If life insurance proceeds are considered as the funding vehicle, then the proceeds of the policy received following the death of a shareholder would not be considered a corporate asset for valuation purposes.(1)
It would be recognized that it was purchased for a specific purpose of funding the buy-sell agreement (BSA). IF it were considered a corporate asset, it would offset the company’s liability to fund the purchase of shares, added back as a non- recurring expense.
Treatment 1: (used as a funding vehicle, not a company asset)
Example: A company with a $10m value, has two shareholders, owning 50% of the company. The company holds a $6m life insurance policy on each owner (assuming no alternative minimum tax issues).
RESULTS: At Shareholder #1’s death, the company collects $6m of life insurance benefits. The surviving partner will receive $10m company value, and $1m of net tax-free proceeds, a total of $11m value. The deceased stockholder receives the $5m for the business.
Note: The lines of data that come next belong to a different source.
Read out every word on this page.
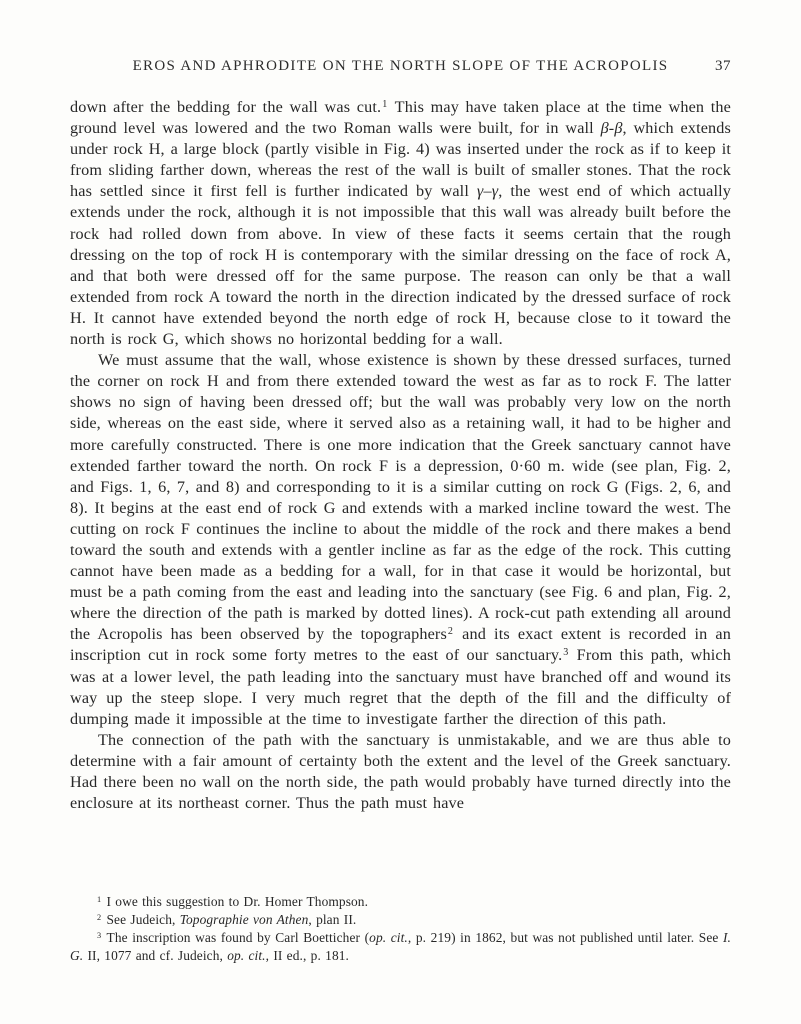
EROS AND APHRODITE ON THE NORTH SLOPE OF THE ACROPOLIS	37

down after the bedding for the wall was cut.$^1$ This may have taken place at the time when the ground level was lowered and the two Roman walls were built, for in wall β-β, which extends under rock H, a large block (partly visible in Fig. 4) was inserted under the rock as if to keep it from sliding farther down, whereas the rest of the wall is built of smaller stones. That the rock has settled since it first fell is further indicated by wall γ–γ, the west end of which actually extends under the rock, although it is not impossible that this wall was already built before the rock had rolled down from above. In view of these facts it seems certain that the rough dressing on the top of rock H is contemporary with the similar dressing on the face of rock A, and that both were dressed off for the same purpose. The reason can only be that a wall extended from rock A toward the north in the direction indicated by the dressed surface of rock H. It cannot have extended beyond the north edge of rock H, because close to it toward the north is rock G, which shows no horizontal bedding for a wall.

We must assume that the wall, whose existence is shown by these dressed surfaces, turned the corner on rock H and from there extended toward the west as far as to rock F. The latter shows no sign of having been dressed off; but the wall was probably very low on the north side, whereas on the east side, where it served also as a retaining wall, it had to be higher and more carefully constructed. There is one more indication that the Greek sanctuary cannot have extended farther toward the north. On rock F is a depression, 0·60 m. wide (see plan, Fig. 2, and Figs. 1, 6, 7, and 8) and corresponding to it is a similar cutting on rock G (Figs. 2, 6, and 8). It begins at the east end of rock G and extends with a marked incline toward the west. The cutting on rock F continues the incline to about the middle of the rock and there makes a bend toward the south and extends with a gentler incline as far as the edge of the rock. This cutting cannot have been made as a bedding for a wall, for in that case it would be horizontal, but must be a path coming from the east and leading into the sanctuary (see Fig. 6 and plan, Fig. 2, where the direction of the path is marked by dotted lines). A rock-cut path extending all around the Acropolis has been observed by the topographers$^2$ and its exact extent is recorded in an inscription cut in rock some forty metres to the east of our sanctuary.$^3$ From this path, which was at a lower level, the path leading into the sanctuary must have branched off and wound its way up the steep slope. I very much regret that the depth of the fill and the difficulty of dumping made it impossible at the time to investigate farther the direction of this path.

The connection of the path with the sanctuary is unmistakable, and we are thus able to determine with a fair amount of certainty both the extent and the level of the Greek sanctuary. Had there been no wall on the north side, the path would probably have turned directly into the enclosure at its northeast corner. Thus the path must have

$^1$ I owe this suggestion to Dr. Homer Thompson.

$^2$ See Judeich, Topographie von Athen, plan II.

$^3$ The inscription was found by Carl Boetticher (op. cit., p. 219) in 1862, but was not published until later. See I. G. II, 1077 and cf. Judeich, op. cit., II ed., p. 181.
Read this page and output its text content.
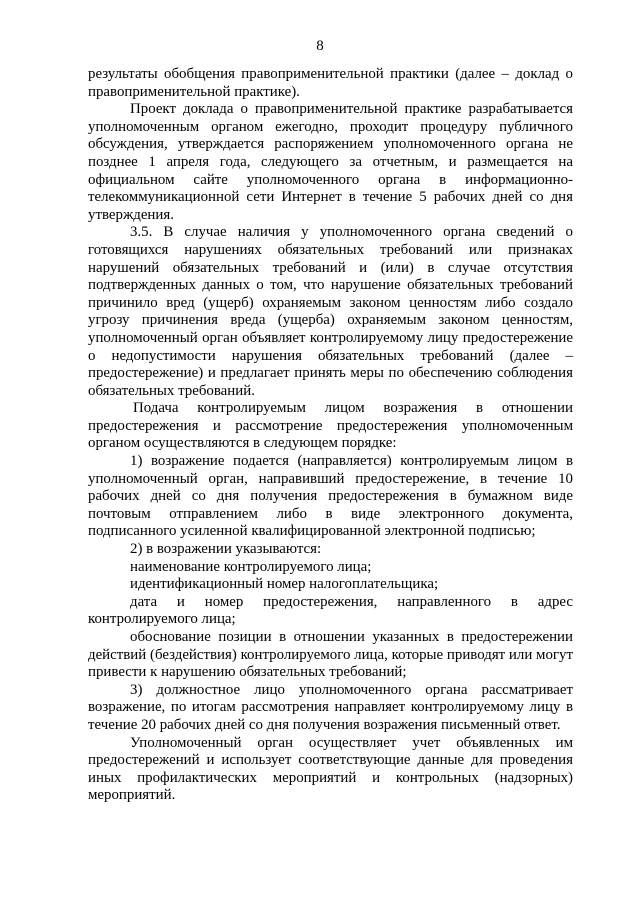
8

результаты обобщения правоприменительной практики (далее – доклад о правоприменительной практике).

Проект доклада о правоприменительной практике разрабатывается уполномоченным органом ежегодно, проходит процедуру публичного обсуждения, утверждается распоряжением уполномоченного органа не позднее 1 апреля года, следующего за отчетным, и размещается на официальном сайте уполномоченного органа в информационно-телекоммуникационной сети Интернет в течение 5 рабочих дней со дня утверждения.

3.5. В случае наличия у уполномоченного органа сведений о готовящихся нарушениях обязательных требований или признаках нарушений обязательных требований и (или) в случае отсутствия подтвержденных данных о том, что нарушение обязательных требований причинило вред (ущерб) охраняемым законом ценностям либо создало угрозу причинения вреда (ущерба) охраняемым законом ценностям, уполномоченный орган объявляет контролируемому лицу предостережение о недопустимости нарушения обязательных требований (далее – предостережение) и предлагает принять меры по обеспечению соблюдения обязательных требований.

Подача контролируемым лицом возражения в отношении предостережения и рассмотрение предостережения уполномоченным органом осуществляются в следующем порядке:

1) возражение подается (направляется) контролируемым лицом в уполномоченный орган, направивший предостережение, в течение 10 рабочих дней со дня получения предостережения в бумажном виде почтовым отправлением либо в виде электронного документа, подписанного усиленной квалифицированной электронной подписью;

2) в возражении указываются:

наименование контролируемого лица;

идентификационный номер налогоплательщика;

дата и номер предостережения, направленного в адрес контролируемого лица;

обоснование позиции в отношении указанных в предостережении действий (бездействия) контролируемого лица, которые приводят или могут привести к нарушению обязательных требований;

3) должностное лицо уполномоченного органа рассматривает возражение, по итогам рассмотрения направляет контролируемому лицу в течение 20 рабочих дней со дня получения возражения письменный ответ.

Уполномоченный орган осуществляет учет объявленных им предостережений и использует соответствующие данные для проведения иных профилактических мероприятий и контрольных (надзорных) мероприятий.
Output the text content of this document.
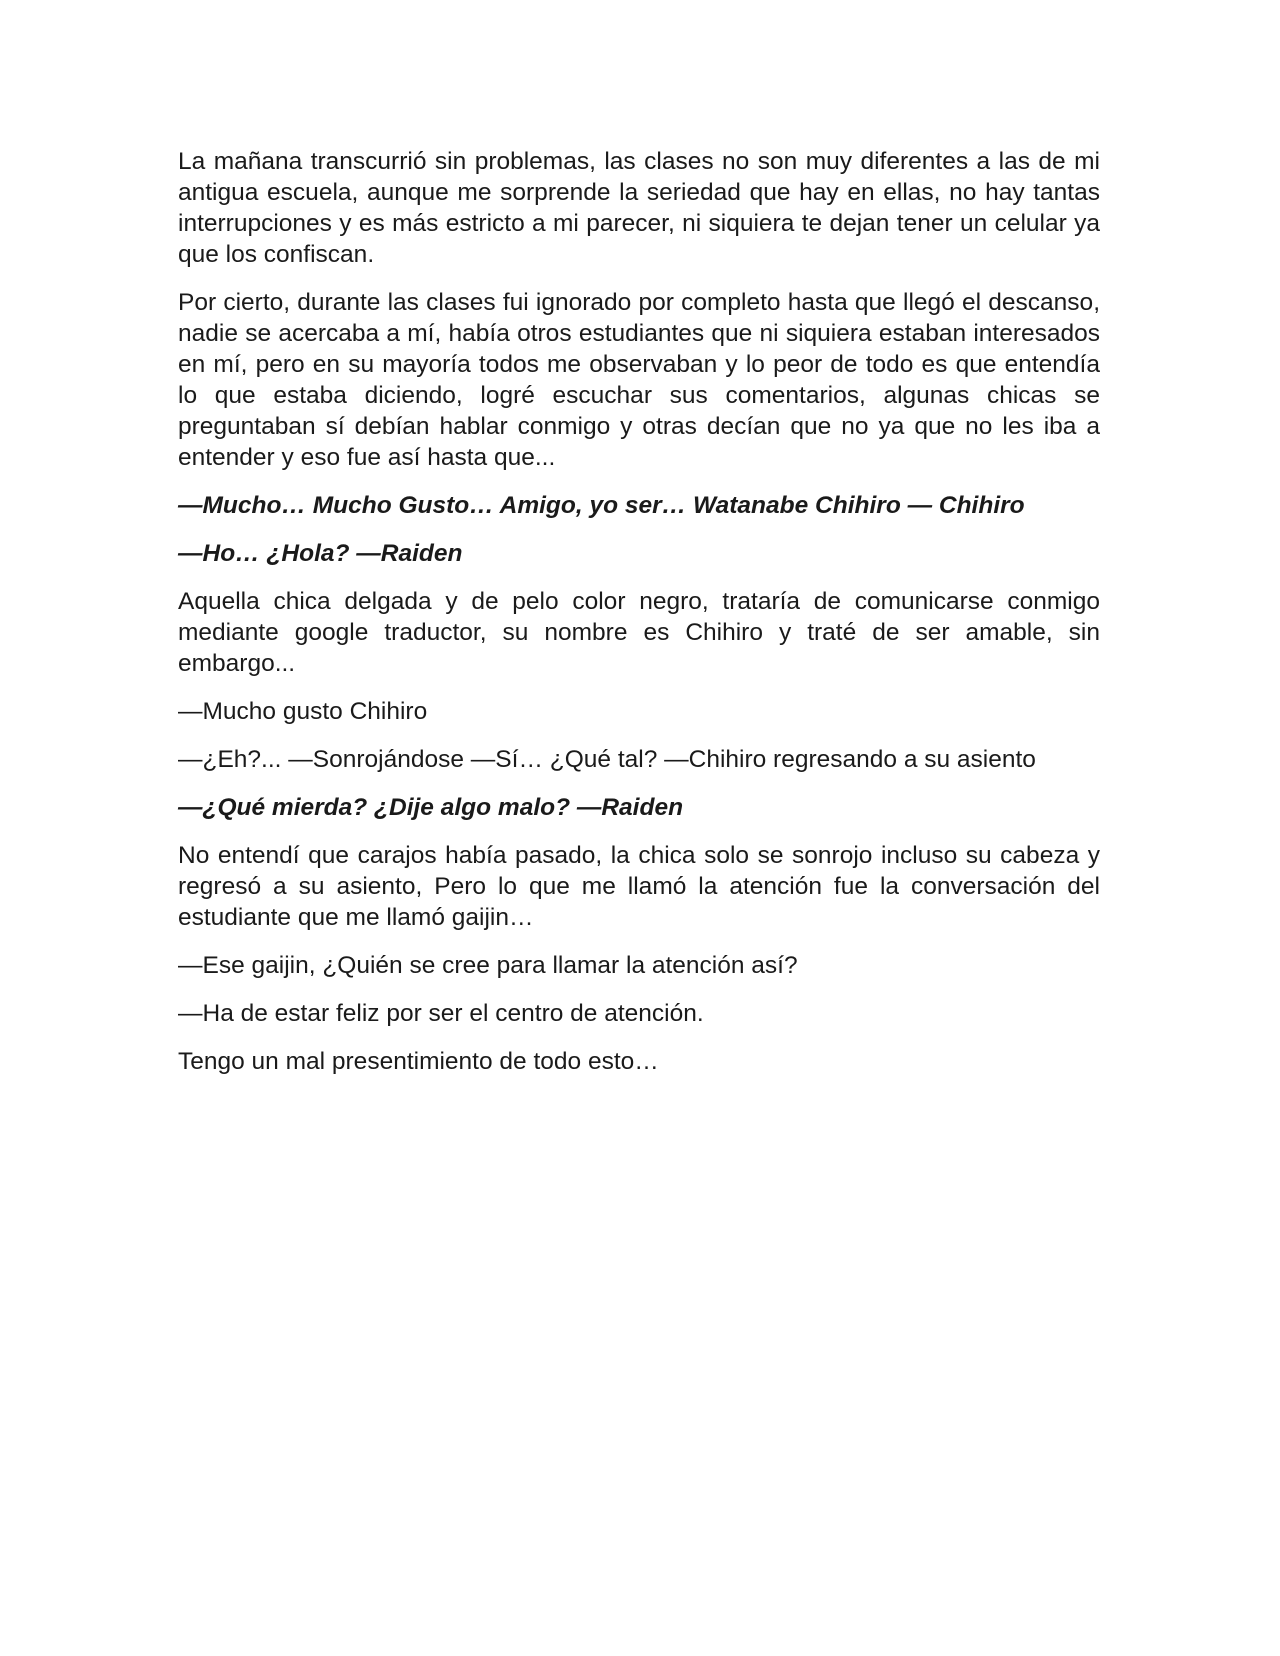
La mañana transcurrió sin problemas, las clases no son muy diferentes a las de mi antigua escuela, aunque me sorprende la seriedad que hay en ellas, no hay tantas interrupciones y es más estricto a mi parecer, ni siquiera te dejan tener un celular ya que los confiscan.

Por cierto, durante las clases fui ignorado por completo hasta que llegó el descanso, nadie se acercaba a mí, había otros estudiantes que ni siquiera estaban interesados en mí, pero en su mayoría todos me observaban y lo peor de todo es que entendía lo que estaba diciendo, logré escuchar sus comentarios, algunas chicas se preguntaban sí debían hablar conmigo y otras decían que no ya que no les iba a entender y eso fue así hasta que...

—Mucho… Mucho Gusto… Amigo, yo ser… Watanabe Chihiro — Chihiro

—Ho… ¿Hola? —Raiden

Aquella chica delgada y de pelo color negro, trataría de comunicarse conmigo mediante google traductor, su nombre es Chihiro y traté de ser amable, sin embargo...

—Mucho gusto Chihiro

—¿Eh?... —Sonrojándose —Sí… ¿Qué tal? —Chihiro regresando a su asiento

—¿Qué mierda? ¿Dije algo malo? —Raiden

No entendí que carajos había pasado, la chica solo se sonrojo incluso su cabeza y regresó a su asiento, Pero lo que me llamó la atención fue la conversación del estudiante que me llamó gaijin…

—Ese gaijin, ¿Quién se cree para llamar la atención así?

—Ha de estar feliz por ser el centro de atención.

Tengo un mal presentimiento de todo esto…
Treatment 2: (A corporate asset)
Treating the life insurance as corporate assets for valuation purposes.
The proceeds are treated as a non-operating asset of the company. This asset along with other net assets, would be available to fund the purchase the of shares the of a deceased shareholder. Keep in mind that the expense of the deceased stockholder might be added back into income as a nonrecurring expense. (2)
The treatment type can have a significant effect on the net position of a company or selling shareholder. There is also an affect in the ability of the company to purchase the shares of the deceased stockholder, and impact of the position of the remaining shareholders.
Company $10m, before $6m of life insurance. When you add the $6m into the value, the company value is $16m. The deceased shareholder entitled to $8m, the company pays $6m in life insurance proceeds and takes out $2m in promissory note.
RESULTS: The surviving owner, owns a company with 8 million and a note of $2 million.
Which treatment is fair? One owner ends us with $11m while the deceased owner, ends up with $5m. In treatment 2, the surviving owner has to carry a $2m debt to purchase the business. Two dramatic differences. A good reason, why the discussion should take place with your advisors.
More importantly, all parties should understand the ramifications of adding the life insurance proceeds in the valuation or using the life insurance as a specific vehicle to fund the BSA.
1. Mercer: buy and sell agreements for boomers
2. Non-reoccurring expenses: Non-reoccurring expenses can be somewhat more complex. These are expenses which is specifically designated on the company’s financial statements as an extra ordinary or one time expense. The company does not expect to continue the expense overtime, at least not on a regular basis. Non-reoccurring expenses can be somewhat more complex.